Tornando alla classifica di Newsweek, al primo posto tra gli ospedali Italiano c’è il Niguarda di Milano, costruito nel 1939, ben prima di quello di Cremona. Strano, è più vecchio del nostro, è strutturato con edifici staccati tra di loro e in certe sue parti avrebbe bisogno quantomeno di una mano di pittura e di intonaco e però è un punto di riferimento a livello internazionale. C’è da dire che, per quanto sforzi la mia memoria, è sempre stato un ospedale all’avanguardia, ben prima che la politica ci mettesse le mani e capire il perché non è difficile: ha sempre puntato su medici e personale sanitario di eccellenza che, a loro volta, hanno stimolato un bellissima competizione professionale. L’unica cosa della quale ci si può stupire è che sia rimasto eccellente sino ad oggi, nonostante il ferreo controllo da parte dei partiti.

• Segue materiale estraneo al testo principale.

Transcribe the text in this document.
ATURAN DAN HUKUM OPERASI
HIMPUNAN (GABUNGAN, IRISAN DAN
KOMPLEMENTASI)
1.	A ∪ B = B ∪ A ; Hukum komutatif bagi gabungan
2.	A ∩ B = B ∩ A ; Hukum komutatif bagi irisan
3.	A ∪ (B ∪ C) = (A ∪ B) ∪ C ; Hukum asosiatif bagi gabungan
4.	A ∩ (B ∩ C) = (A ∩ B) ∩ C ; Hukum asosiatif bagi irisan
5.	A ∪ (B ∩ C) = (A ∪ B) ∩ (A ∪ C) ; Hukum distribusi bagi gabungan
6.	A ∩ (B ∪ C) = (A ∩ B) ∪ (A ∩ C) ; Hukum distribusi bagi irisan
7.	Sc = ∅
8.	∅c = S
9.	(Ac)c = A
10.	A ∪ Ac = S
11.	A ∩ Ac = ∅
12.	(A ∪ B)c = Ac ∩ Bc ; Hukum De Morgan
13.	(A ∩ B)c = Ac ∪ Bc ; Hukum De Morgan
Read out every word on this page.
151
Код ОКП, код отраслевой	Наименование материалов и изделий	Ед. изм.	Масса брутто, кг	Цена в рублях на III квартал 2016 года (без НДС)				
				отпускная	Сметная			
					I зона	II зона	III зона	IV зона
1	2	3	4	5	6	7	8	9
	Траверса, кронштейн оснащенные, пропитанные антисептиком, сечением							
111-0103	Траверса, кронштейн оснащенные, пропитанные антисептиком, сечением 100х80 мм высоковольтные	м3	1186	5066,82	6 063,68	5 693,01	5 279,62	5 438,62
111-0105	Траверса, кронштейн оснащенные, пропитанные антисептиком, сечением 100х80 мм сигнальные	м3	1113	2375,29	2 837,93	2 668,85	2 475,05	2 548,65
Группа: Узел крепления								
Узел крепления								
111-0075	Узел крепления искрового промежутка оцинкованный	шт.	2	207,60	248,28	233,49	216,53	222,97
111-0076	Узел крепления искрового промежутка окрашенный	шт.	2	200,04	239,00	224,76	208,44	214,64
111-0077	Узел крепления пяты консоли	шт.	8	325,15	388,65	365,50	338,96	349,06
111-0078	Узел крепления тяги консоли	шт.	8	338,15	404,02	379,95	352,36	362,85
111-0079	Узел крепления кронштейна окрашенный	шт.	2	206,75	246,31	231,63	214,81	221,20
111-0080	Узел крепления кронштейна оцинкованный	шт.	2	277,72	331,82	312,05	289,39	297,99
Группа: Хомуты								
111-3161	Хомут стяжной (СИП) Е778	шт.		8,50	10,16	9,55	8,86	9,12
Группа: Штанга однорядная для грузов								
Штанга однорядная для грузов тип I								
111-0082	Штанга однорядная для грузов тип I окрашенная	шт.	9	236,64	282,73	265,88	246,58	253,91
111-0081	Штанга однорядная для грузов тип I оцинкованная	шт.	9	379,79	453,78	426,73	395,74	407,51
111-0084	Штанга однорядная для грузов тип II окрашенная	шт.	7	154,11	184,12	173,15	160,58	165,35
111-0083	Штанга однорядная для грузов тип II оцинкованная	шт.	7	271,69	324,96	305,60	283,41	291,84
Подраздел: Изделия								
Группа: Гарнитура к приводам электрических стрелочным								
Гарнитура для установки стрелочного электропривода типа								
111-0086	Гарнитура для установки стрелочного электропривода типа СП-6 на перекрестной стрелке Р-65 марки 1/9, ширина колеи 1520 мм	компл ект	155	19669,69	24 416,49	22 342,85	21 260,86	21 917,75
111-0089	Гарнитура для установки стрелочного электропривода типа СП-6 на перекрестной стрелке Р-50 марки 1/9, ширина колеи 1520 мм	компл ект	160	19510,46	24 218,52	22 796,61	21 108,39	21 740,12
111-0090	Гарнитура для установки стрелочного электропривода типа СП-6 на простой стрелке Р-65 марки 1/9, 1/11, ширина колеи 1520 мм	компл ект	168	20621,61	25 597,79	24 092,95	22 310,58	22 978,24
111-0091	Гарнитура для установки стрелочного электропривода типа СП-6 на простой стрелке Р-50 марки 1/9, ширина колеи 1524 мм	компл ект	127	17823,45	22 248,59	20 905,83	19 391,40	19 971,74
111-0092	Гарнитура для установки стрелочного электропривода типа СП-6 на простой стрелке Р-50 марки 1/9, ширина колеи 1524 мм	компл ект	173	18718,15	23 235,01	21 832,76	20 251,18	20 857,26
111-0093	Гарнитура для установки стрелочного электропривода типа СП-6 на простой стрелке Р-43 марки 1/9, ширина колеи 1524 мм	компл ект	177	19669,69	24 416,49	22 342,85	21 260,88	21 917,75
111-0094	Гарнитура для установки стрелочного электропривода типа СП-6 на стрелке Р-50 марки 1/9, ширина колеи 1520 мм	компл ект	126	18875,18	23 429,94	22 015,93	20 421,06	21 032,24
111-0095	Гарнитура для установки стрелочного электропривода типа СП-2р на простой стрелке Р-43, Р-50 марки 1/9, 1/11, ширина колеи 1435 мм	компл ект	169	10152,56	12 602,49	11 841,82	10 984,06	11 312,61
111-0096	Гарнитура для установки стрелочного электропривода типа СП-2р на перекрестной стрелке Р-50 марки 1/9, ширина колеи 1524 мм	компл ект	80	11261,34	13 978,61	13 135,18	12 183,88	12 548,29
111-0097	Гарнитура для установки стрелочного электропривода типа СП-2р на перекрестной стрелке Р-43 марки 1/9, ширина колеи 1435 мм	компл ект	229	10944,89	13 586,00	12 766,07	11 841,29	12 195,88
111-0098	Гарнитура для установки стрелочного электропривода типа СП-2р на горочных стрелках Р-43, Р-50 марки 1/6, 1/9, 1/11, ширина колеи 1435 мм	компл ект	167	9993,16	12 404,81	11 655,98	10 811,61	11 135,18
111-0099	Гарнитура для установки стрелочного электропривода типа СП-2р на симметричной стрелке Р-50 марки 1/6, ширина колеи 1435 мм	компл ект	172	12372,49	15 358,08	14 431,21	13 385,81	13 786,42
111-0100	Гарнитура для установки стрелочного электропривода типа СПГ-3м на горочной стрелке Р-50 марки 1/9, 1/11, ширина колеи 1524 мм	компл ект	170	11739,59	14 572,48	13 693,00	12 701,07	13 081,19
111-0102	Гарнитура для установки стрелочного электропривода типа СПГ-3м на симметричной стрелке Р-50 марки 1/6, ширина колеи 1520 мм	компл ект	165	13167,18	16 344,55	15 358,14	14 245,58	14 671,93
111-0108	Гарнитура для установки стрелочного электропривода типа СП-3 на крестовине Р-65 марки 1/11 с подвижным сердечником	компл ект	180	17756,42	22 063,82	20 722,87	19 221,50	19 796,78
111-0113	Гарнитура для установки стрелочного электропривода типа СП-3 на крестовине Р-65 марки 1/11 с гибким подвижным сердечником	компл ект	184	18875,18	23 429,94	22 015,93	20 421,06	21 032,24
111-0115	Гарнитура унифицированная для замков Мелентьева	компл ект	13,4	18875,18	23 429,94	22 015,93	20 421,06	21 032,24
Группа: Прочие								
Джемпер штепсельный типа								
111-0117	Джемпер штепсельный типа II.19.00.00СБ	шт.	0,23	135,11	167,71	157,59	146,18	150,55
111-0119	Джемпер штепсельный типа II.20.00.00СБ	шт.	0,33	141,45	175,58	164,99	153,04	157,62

Con le dovute proporzioni, a  Cremona invece la sanità la fa esclusivamente la politica. Li abbiamo sentiti tutti a sostenere la costruzione di un nuovo ospedale: politici regionali, politici europei, politici locali, industriali, architetti, idraulici e capomastri,  tutta gente esperta di politica sanitaria e di assistenza ospedaliera. Di certo nessuno di loro ha ancora capito che la sanità e l’assistenza la fanno le persone e la loro organizzazione e che i muri da soli servono ad appendere i quadri e magari gli ex voto. Speriamo di non averne bisogno.